The six-year deal—plus the similar licensing deal Sony recently made with Netflix—will net the Japanese home-stereo equipment company roughly $3 billion and allow viewers to watch several different versions of Uncle Ben getting iced by a wrestling burglar. But really, Sony and Disney are doing it for the fans, Saftler says in a statement released to The A.V. Club: “This is a win for fans, who will benefit from the ability to access the very best content from two of Hollywood’s most prolific studios across a multitude of viewing platforms and experiences.”
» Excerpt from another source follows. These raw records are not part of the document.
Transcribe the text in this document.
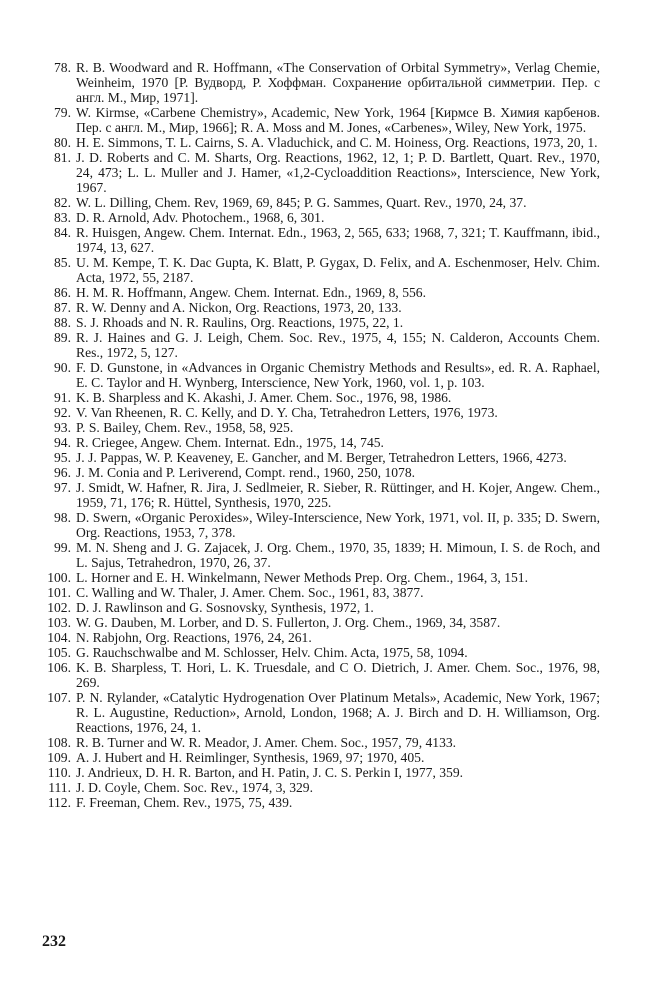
78. R. B. Woodward and R. Hoffmann, «The Conservation of Orbital Symmetry», Verlag Chemie, Weinheim, 1970 [Р. Вудворд, Р. Хоффман. Сохранение орбитальной симметрии. Пер. с англ. М., Мир, 1971].
79. W. Kirmse, «Carbene Chemistry», Academic, New York, 1964 [Кирмсе В. Химия карбенов. Пер. с англ. М., Мир, 1966]; R. A. Moss and M. Jones, «Carbenes», Wiley, New York, 1975.
80. H. E. Simmons, T. L. Cairns, S. A. Vladuchick, and C. M. Hoiness, Org. Reactions, 1973, 20, 1.
81. J. D. Roberts and C. M. Sharts, Org. Reactions, 1962, 12, 1; P. D. Bartlett, Quart. Rev., 1970, 24, 473; L. L. Muller and J. Hamer, «1,2-Cycloaddition Reactions», Interscience, New York, 1967.
82. W. L. Dilling, Chem. Rev, 1969, 69, 845; P. G. Sammes, Quart. Rev., 1970, 24, 37.
83. D. R. Arnold, Adv. Photochem., 1968, 6, 301.
84. R. Huisgen, Angew. Chem. Internat. Edn., 1963, 2, 565, 633; 1968, 7, 321; T. Kauffmann, ibid., 1974, 13, 627.
85. U. M. Kempe, T. K. Dac Gupta, K. Blatt, P. Gygax, D. Felix, and A. Eschenmoser, Helv. Chim. Acta, 1972, 55, 2187.
86. H. M. R. Hoffmann, Angew. Chem. Internat. Edn., 1969, 8, 556.
87. R. W. Denny and A. Nickon, Org. Reactions, 1973, 20, 133.
88. S. J. Rhoads and N. R. Raulins, Org. Reactions, 1975, 22, 1.
89. R. J. Haines and G. J. Leigh, Chem. Soc. Rev., 1975, 4, 155; N. Calderon, Accounts Chem. Res., 1972, 5, 127.
90. F. D. Gunstone, in «Advances in Organic Chemistry Methods and Results», ed. R. A. Raphael, E. C. Taylor and H. Wynberg, Interscience, New York, 1960, vol. 1, p. 103.
91. K. B. Sharpless and K. Akashi, J. Amer. Chem. Soc., 1976, 98, 1986.
92. V. Van Rheenen, R. C. Kelly, and D. Y. Cha, Tetrahedron Letters, 1976, 1973.
93. P. S. Bailey, Chem. Rev., 1958, 58, 925.
94. R. Criegee, Angew. Chem. Internat. Edn., 1975, 14, 745.
95. J. J. Pappas, W. P. Keaveney, E. Gancher, and M. Berger, Tetrahedron Letters, 1966, 4273.
96. J. M. Conia and P. Leriverend, Compt. rend., 1960, 250, 1078.
97. J. Smidt, W. Hafner, R. Jira, J. Sedlmeier, R. Sieber, R. Rüttinger, and H. Kojer, Angew. Chem., 1959, 71, 176; R. Hüttel, Synthesis, 1970, 225.
98. D. Swern, «Organic Peroxides», Wiley-Interscience, New York, 1971, vol. II, p. 335; D. Swern, Org. Reactions, 1953, 7, 378.
99. M. N. Sheng and J. G. Zajacek, J. Org. Chem., 1970, 35, 1839; H. Mimoun, I. S. de Roch, and L. Sajus, Tetrahedron, 1970, 26, 37.
100. L. Horner and E. H. Winkelmann, Newer Methods Prep. Org. Chem., 1964, 3, 151.
101. C. Walling and W. Thaler, J. Amer. Chem. Soc., 1961, 83, 3877.
102. D. J. Rawlinson and G. Sosnovsky, Synthesis, 1972, 1.
103. W. G. Dauben, M. Lorber, and D. S. Fullerton, J. Org. Chem., 1969, 34, 3587.
104. N. Rabjohn, Org. Reactions, 1976, 24, 261.
105. G. Rauchschwalbe and M. Schlosser, Helv. Chim. Acta, 1975, 58, 1094.
106. K. B. Sharpless, T. Hori, L. K. Truesdale, and C O. Dietrich, J. Amer. Chem. Soc., 1976, 98, 269.
107. P. N. Rylander, «Catalytic Hydrogenation Over Platinum Metals», Academic, New York, 1967; R. L. Augustine, Reduction», Arnold, London, 1968; A. J. Birch and D. H. Williamson, Org. Reactions, 1976, 24, 1.
108. R. B. Turner and W. R. Meador, J. Amer. Chem. Soc., 1957, 79, 4133.
109. A. J. Hubert and H. Reimlinger, Synthesis, 1969, 97; 1970, 405.
110. J. Andrieux, D. H. R. Barton, and H. Patin, J. C. S. Perkin I, 1977, 359.
111. J. D. Coyle, Chem. Soc. Rev., 1974, 3, 329.
112. F. Freeman, Chem. Rev., 1975, 75, 439.
232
The licensing rights for Spider-man have been a tricky web to untangle over the last 20 years. Originally owned by Sony, who released the first five Spider-Man films across the 2000s and into the 2010s, Disney made a partnership deal with the company, allowing Spider-Man to enter the MCU in 2015. The character has since been the subject of some tricky public negotiations as Marvel and Sony wrestle for control of the character and the billions of dollars he nets. In 2019, when renegotiating the deal, Sony walked away with a mountain of cash brought in by Spider-Man: Far From Home after Disney attempted to make a 50/50 split for the profits. Seeing as Far From Home was the biggest Sony release ever, they were lured back several months later by Spider-Man himself, Tom Holland, who reportedly appealed to then-Disney CEO Bob Iger and Sony Pictures chairman Tom Rothman. But now, it looks like all that’s “water over the dam, or under the bridge, or wherever you like it,” to quote a Sony Pictures Spider-Man movie.
Phew. For a second there, it really looked as though 2021 was going to be a bust, but now there’s hope that one day viewers can watch Morbius on FX.